Anyone who saw Greta Gerwig providing the soft, gooey center for Noah Baumbach’s sharply acidic Greenberg would understand why he’d want to cast her again; as the accidental love interest to Ben Stiller’s misanthrope, she gave a performance so nuanced yet winning and deeply felt that it sent anyone who observed it reeling for synonyms for “star quality.” His initial idea for their follow-up, Frances Ha, was vague: “I just had more general ideas that it would be something in New York and something in black and white and something with Greta,” he recalls. “I didn’t really know more than that — and maybe something that felt sort of European to me, some, like, story of youth.” But he wasn’t interested in solely collaborating as actor and director. “I suppose I had an instinct, to kind of involve her in the process of coming up with what it was going to be.” Gerwig jokes that his motivations may have been more pragmatic. “I think part of it was, he was like, ‘You’re cheap, right?’”
On Greenberg, Gerwig explains, “we just had a real shorthand real quickly, and for whatever reason, he thought we’d write well together. He asked me if I had any ideas, and I sent this list with three pages of stuff and he said, ‘This looks pretty great,’ and he started adding ideas and then just this document just started growing and that became the script.” At that point, Baumbach says, “I just felt like we could see the movie in some way and it just felt like this was something we should do together. But I don’t know if we’ve even had the conversation like, ‘Let’s co-write this.’ It was more like it just became a kind of conversation, an email, that started to turn into a script.”
The looseness of the arrangement extended into the writing process, Baumbach says. “There was nothing deliberate in it. We kind of just felt very in sync in writing it, to the point that we would even divvy up scenes and write them separately and then we’d send them back and forth and rework them together. But there was no danger in that because everything felt of the same piece — and I don’t know why that is except that we connected very strongly about the material and the character.” Appropriately, the resulting script really does feel like the best of both worlds: it has the tight, literary dialogue and formalist cinematic allusions typical of Baumbach’s work, but it also has the loose, off-the-cuff feel of the low-budget, semi-improvised films that Gerwig cut her teeth on.
“It was actually the best thing for me,” Gerwig says, “because I love writing and I’d written a lot in college, and I’d collaborated on these — they weren’t screenplays, they were ‘devised’ movies, so we would devise these characters and these plots, but then we would improvise them. So I felt like I’d really been yearning to write precise text and write a real thing from start to finish. And I’m so happy we got to do it together, because it felt like a really natural collaboration and I didn’t feel like either one of our voices was compromised in it. You know, though he’s clearly the more accomplished of the two writers, he was never like, ‘Which one of us have an Academy Award nomination and which one of us doesn’t?!’ Although he could have said that.”

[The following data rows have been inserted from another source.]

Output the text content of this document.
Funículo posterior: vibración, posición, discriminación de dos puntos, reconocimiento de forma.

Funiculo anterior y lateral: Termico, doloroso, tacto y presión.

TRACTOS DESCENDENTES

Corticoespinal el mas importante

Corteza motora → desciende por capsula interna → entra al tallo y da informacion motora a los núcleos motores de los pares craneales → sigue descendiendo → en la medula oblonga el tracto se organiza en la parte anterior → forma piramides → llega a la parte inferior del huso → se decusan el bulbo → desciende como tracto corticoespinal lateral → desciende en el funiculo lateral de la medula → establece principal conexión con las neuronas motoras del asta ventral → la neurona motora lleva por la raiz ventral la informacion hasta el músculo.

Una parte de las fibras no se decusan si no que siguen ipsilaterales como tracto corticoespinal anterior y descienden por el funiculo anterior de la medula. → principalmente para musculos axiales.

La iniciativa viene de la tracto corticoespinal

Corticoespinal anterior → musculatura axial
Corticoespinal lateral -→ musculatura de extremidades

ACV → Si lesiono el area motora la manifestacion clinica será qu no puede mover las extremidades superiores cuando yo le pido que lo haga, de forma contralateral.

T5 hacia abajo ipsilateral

Most refreshingly, Frances Ha apes the tone and style of a romantic comedy while remaining utterly uninterested in matters of romance. In fact, the relationship that becomes the picture’s primary focus is the friendship between our protagonist, listless 27-year-old modern dancer Frances (Gerwig), and her best friend Sophie (Mickey Sumner) — though it is cleverly mapped in the beats of your typical rom-com. “We did that on purpose,” Gerwig whispers, with a laugh. “We actually went through the script and we tried to beat it out like a romantic comedy, like, she has the girl, that’s perfect, she loses the girl, she gets angry, she tries to get the girl back, she tries to make the girl jealous, then she rejects… We were trying to actually do that arc with the friendship so it was conscious: Frances is in love with her best friend, and Sophie is trying to establish a more adult friendship with her.”

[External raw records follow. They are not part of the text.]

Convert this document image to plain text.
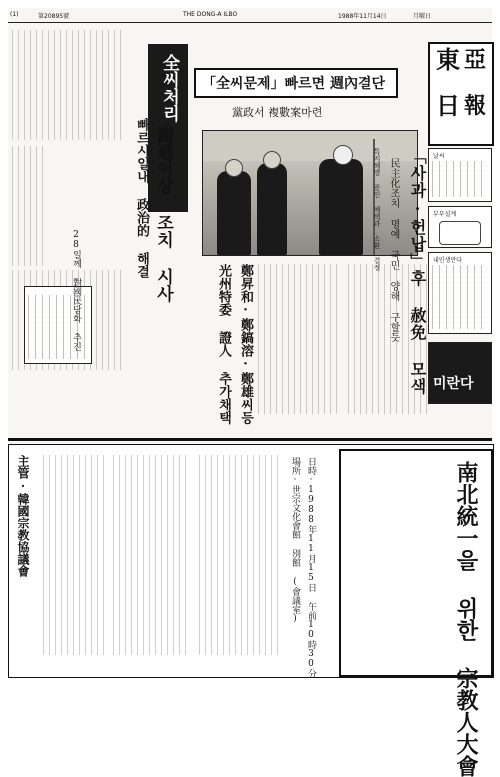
(1)	第20895號	THE DONG-A ILBO	1988年11月14日	月曜日
東 亞
日 報
全씨처리
謝過이상 조치 시사
빠르시일내 政治的 해결
28일께 對國民담화 추진
「全씨문제」빠르면 週內결단
黨政서 複數案마련
鄭昇和·鄭鎬溶·鄭雄씨등
光州特委 證人 추가채택	「사과·헌납」후 赦免 모색
民主化조치 명예 국민 양해 구할듯
특지해명 증인 채택과 소환 결정	날씨
부부설계
내인생만다
미란다
南北統一을 위한 宗教人大會
主管·韓國宗教協議會	日時·1988年11月15日 午前10時30分
場所·世宗文化會館 別館 (會議室)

“In earlier drafts, maybe it was gonna be more friends, like a group of friends,” Baumbach explains. “But it all kind of became Sophie, and I think that central relationship — which is in some ways set up as a romantic comedy story — that discovery, that’s when the movie really started to click.”
And it does, thanks in no small part to the considerable chemistry between Gerwig and co-star Sumner. They genuinely feel like longtime friends in the film — and in their interview, where they laugh and joke and top each other like their onscreen avatars. Surprisingly, they met at the audition: “I didn’t know Greta was involved in the movie at all until my third audition,” Sumner says, “when I walked into my third callback and Greta was sitting there and I was like, ‘Oh, it’s a Greta Gerwig movie!’” But once she was cast, the pair had no trouble generating the proper chemistry. “It’s just easy,” Sumner says. “She’s not someone you have to work hard at loving, you just meet her and you’re like, ‘I just wanna be close to her!’”
Gerwig chimes in: “I feel the same way about you, Mickey!”
And Sumner sums up the relationship, and the film: “It’s a love fest!”
Frances Ha is out tomorrow in limited release.